Je ne suis pas aveugle, seulement « miro ». Comment faire pour que les révolutions ne finissent pas par se bureaucratiser, se corrompre, se couper du peuple, voire le réprimer, produire de « nouveaux privilégiés » ? Je n’ai pas de recette miracle, seulement une esquisse de réponse : pouvoir et auto-gouvernement du peuple, intervention permanente, contre-pouvoirs à tous les niveaux, réformes de structure, socialisations, communes populaires en bas, démocratie participative, « assembléiste », priorité au mouvement populaire, à la base… L’on m’objectera que cela fait « catalogue » peu réaliste, que j’utopise (oui, oui, on en a besoin !), que je suis « rétroringard-archaïque ». Mon dieu, quel Bonheur ! Pourquoi faudrait-t-il se caméléoniser ? Pourquoi ne pourrait-on pas sortir du rang ?

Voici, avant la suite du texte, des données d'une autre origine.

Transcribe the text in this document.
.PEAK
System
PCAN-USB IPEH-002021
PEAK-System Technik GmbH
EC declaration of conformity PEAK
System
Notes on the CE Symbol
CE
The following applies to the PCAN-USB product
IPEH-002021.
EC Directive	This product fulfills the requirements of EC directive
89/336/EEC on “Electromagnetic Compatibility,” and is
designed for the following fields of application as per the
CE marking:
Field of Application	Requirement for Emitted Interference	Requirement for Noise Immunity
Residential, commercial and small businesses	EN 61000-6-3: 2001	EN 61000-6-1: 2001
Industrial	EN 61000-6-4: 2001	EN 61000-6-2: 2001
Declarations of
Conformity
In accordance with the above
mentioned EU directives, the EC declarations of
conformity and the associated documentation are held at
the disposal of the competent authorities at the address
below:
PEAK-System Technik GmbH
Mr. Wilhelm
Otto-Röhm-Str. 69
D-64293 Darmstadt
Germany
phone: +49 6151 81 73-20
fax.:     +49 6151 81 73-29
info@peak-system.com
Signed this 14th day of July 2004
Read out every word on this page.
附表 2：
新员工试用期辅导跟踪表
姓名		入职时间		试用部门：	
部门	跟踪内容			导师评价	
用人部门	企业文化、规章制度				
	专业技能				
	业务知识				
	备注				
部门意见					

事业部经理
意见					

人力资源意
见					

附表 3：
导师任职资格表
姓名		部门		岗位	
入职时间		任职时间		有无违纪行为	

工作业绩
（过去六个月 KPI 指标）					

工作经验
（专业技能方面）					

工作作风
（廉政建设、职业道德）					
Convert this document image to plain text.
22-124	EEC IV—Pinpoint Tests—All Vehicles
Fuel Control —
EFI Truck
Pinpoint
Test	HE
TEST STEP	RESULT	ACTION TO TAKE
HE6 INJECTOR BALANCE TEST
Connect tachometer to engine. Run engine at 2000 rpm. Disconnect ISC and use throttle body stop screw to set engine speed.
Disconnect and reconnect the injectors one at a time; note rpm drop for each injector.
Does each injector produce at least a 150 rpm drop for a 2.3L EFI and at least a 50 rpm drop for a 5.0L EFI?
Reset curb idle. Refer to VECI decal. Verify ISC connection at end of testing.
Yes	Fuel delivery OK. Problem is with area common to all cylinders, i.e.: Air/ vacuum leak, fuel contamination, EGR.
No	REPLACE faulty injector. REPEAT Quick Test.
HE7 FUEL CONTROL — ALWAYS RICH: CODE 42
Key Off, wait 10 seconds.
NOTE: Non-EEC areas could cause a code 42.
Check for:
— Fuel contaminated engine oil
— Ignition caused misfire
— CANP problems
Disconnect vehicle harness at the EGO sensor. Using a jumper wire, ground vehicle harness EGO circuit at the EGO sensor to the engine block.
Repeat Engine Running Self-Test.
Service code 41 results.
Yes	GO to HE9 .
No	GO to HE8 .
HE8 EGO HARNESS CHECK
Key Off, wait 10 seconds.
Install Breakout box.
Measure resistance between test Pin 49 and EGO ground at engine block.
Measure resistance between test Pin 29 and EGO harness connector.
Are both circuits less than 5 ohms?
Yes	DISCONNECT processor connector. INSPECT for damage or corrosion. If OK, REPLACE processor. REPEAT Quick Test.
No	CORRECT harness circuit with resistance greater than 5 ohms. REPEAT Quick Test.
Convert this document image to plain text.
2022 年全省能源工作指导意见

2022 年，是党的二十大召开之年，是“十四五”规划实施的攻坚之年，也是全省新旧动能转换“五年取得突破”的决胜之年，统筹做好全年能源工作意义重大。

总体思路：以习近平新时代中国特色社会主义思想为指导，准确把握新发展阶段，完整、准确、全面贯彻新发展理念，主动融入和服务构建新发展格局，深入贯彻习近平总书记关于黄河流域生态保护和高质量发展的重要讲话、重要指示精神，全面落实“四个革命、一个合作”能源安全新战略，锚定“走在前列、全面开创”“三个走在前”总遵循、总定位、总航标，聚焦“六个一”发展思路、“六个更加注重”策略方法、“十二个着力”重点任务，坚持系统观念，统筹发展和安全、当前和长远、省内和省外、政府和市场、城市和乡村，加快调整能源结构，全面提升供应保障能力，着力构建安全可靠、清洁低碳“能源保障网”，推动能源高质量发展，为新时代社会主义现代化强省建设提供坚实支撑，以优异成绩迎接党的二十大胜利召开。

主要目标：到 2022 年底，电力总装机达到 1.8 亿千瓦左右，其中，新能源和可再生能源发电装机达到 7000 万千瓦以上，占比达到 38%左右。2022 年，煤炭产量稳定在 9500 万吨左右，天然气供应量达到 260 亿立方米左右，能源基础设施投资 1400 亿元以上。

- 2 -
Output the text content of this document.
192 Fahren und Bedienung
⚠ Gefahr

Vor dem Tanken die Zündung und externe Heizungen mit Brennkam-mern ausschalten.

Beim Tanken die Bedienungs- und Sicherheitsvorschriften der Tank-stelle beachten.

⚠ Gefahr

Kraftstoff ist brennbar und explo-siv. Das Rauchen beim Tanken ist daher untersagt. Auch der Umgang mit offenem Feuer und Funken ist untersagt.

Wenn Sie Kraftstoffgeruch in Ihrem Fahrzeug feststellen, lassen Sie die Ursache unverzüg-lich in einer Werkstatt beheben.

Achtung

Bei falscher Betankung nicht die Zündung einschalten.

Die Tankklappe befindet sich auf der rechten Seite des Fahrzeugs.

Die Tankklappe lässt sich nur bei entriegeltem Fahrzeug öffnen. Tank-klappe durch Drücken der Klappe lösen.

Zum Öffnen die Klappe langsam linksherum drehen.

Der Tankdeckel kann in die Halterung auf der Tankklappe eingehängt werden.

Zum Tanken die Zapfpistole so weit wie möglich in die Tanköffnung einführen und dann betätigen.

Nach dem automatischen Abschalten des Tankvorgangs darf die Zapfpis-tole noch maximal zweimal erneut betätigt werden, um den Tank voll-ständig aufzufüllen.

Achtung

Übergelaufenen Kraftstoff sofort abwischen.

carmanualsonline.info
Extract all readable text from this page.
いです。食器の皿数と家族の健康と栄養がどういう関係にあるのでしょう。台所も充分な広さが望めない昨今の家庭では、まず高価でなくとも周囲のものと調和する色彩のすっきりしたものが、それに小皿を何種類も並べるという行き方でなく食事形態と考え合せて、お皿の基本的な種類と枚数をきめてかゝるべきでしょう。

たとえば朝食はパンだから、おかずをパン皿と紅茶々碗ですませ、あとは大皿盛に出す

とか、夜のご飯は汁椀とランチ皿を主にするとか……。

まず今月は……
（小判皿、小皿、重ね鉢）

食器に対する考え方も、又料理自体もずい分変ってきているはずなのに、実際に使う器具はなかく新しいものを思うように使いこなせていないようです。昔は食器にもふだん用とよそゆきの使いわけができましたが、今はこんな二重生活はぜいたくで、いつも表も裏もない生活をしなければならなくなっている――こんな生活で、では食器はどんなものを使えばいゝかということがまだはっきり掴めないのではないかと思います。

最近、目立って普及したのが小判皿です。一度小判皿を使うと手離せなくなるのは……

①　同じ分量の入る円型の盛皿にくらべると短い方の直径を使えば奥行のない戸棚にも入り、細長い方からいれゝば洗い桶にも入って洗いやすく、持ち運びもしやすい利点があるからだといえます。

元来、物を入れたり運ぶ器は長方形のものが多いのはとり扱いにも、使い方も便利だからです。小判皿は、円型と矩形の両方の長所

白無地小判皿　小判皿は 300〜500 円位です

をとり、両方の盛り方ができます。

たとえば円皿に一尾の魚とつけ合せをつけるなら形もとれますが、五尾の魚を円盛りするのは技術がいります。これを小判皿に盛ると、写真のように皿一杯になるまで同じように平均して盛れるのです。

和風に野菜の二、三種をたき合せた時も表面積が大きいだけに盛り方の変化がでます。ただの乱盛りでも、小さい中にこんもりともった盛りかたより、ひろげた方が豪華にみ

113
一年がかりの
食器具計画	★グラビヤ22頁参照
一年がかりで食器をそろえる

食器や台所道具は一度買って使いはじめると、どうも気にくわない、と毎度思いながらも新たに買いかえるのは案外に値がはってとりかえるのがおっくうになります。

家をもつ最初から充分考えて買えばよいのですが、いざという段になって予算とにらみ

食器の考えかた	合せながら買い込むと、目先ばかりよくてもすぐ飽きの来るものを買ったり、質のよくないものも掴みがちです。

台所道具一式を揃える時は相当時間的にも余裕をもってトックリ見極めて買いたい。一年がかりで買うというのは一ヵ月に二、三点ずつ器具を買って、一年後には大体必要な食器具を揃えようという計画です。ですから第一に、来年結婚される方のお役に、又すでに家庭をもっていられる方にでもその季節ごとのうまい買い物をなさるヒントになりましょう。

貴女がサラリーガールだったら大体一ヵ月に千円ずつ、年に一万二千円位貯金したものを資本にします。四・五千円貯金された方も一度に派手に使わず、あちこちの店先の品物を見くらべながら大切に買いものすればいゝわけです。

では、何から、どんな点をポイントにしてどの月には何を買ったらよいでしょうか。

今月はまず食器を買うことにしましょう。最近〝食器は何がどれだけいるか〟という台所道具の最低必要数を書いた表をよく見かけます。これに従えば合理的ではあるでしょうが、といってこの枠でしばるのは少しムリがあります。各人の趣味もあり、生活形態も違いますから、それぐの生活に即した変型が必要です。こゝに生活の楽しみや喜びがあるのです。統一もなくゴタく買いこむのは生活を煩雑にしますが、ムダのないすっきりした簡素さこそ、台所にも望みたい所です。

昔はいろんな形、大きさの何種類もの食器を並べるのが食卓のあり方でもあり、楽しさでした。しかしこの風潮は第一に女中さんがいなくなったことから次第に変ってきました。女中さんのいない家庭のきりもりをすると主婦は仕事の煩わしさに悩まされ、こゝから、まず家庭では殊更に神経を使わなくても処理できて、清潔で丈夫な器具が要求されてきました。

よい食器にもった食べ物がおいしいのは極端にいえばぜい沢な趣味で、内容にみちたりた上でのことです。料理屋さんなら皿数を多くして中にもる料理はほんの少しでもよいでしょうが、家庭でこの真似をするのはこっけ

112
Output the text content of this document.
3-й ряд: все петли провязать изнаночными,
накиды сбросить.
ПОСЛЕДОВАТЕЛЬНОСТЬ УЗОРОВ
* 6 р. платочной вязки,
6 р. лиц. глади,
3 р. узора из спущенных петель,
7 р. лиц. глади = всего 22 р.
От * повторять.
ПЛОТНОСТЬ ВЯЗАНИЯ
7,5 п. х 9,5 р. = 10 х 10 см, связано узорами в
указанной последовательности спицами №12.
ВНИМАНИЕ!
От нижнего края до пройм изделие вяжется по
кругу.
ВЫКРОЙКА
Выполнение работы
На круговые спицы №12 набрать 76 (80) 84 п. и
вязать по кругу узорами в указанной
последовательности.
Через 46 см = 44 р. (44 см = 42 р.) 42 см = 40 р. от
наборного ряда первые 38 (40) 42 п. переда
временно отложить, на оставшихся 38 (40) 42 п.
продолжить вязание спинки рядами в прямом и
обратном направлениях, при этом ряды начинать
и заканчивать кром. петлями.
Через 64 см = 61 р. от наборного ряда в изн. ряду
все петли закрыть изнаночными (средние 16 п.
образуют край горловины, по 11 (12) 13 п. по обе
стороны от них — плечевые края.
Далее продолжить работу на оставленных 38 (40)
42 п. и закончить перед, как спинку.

Laissez-moi (nous) assumer jusqu’au bout les idéaux de ma jeunesse au pays de Jaurès. Ne brisons pas les ailes à nos rêves, même s’il faut ramer à contre-courant. Les eaux finissent toujours par rejoindre leur lit. Les idéaux communistes, libertaires, « christiques » (là, tu exagères ! tu provoques !) sont les plus beaux, les plus nécessaires pour sortir de la jungle actuelle. Aimons la révolution comme au premier jour… Amen. A mains nues.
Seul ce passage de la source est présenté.